La página evangélica nos refiere una parábola que Jesús dirigió a los discípulos sobre el modo de rezar. En otras ocasiones Jesús ha enseñado a los suyos sobre la perseverancia en la oración y en la fe que deben tener cuando se dirigen a Dios. Con esta parábola hace hincapié en lo indispensable de la humildad en la oración. Es una enseñanza muy oportuna porque nos es fácil presentarnos ante el Señor con la actitud de ese fariseo que presume de ser justo y que confía sólo en sí mismo. Es más difícil considerarse pecador y necesitado de perdón y de misericordia. Jesús nos advierte que el orgullo y la presunción desmienten de raíz la fe en Dios, y empujan además a ser malvados y duros con los demás. El fariseo sube al templo no para pedir ayuda o para invocar misericordia, sino para elogiarse ante Dios y por tanto reivindicar sus derechos.
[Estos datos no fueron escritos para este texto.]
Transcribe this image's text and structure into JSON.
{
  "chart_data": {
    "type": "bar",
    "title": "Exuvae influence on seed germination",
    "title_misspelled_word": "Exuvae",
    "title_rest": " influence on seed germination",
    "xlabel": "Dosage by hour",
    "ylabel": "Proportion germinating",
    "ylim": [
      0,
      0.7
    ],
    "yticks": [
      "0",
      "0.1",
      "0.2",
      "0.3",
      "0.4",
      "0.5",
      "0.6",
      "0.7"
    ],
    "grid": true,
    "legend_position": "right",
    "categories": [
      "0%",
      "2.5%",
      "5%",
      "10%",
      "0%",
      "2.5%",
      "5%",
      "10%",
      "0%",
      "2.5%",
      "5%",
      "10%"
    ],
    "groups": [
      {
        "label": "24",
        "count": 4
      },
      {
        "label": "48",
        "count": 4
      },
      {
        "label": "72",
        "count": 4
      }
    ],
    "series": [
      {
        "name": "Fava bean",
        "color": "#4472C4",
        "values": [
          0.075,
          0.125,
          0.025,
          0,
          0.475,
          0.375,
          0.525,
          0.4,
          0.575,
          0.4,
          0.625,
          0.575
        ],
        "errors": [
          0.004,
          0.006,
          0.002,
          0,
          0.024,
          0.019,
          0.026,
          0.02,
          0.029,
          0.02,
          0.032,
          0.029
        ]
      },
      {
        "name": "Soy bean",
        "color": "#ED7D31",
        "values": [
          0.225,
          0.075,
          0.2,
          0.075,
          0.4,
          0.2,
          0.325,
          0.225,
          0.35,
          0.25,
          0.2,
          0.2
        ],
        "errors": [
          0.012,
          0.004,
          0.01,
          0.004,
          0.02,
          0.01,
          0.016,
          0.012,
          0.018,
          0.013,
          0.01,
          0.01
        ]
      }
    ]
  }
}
Se siente acreedor del Señor, y pretende recibir lo que le corresponde. Al contrario que él, el publicano –a pesar de su posición acomodada y de ser respetado por la gente, además de temido, a causa de su oficio- se siente necesitado de auxilio y de misericordia. Por ello sube al templo con las manos vacías, no para exigir derechos sino para pedir ayuda; podríamos decir que va al templo como un mendigo de perdón. Jesús nos dice con claridad que él es perdonado porque no confía en sí mismo, en sus obras, sus bienes o su reputación, sino sólo en Dios, mientras que el fariseo, lleno de sí mismo y satisfecho de sus obras se vuelve con las manos vacías. Cuántas veces nos creemos justos en la vida de la fe, y nos comportamos como el fariseo. Pensemos en cuánto nos cuesta reconocer nuestros pecados; somos grandes expertos en ver y juzgar los de los demás, pero muy poco en reconocer y confesar los nuestros. Sin embargo la paradoja evangélica es demasiado evidente: el que se ensalce será humillado, y el que se humille será ensalzado. Así está escrito en el salmo: “El pobre busca al Señor”. Aprendamos la humildad, que es el camino del encuentro con Dios, en lugar de ensalzarnos por encima de los demás, y de erigirnos en jueces despectivos creyéndonos mejores. Imitemos a ese publicano y continuemos presentándonos al Señor reconociendo que somos siempre pecadores, y por ello invoquemos de Él ayuda y perdón.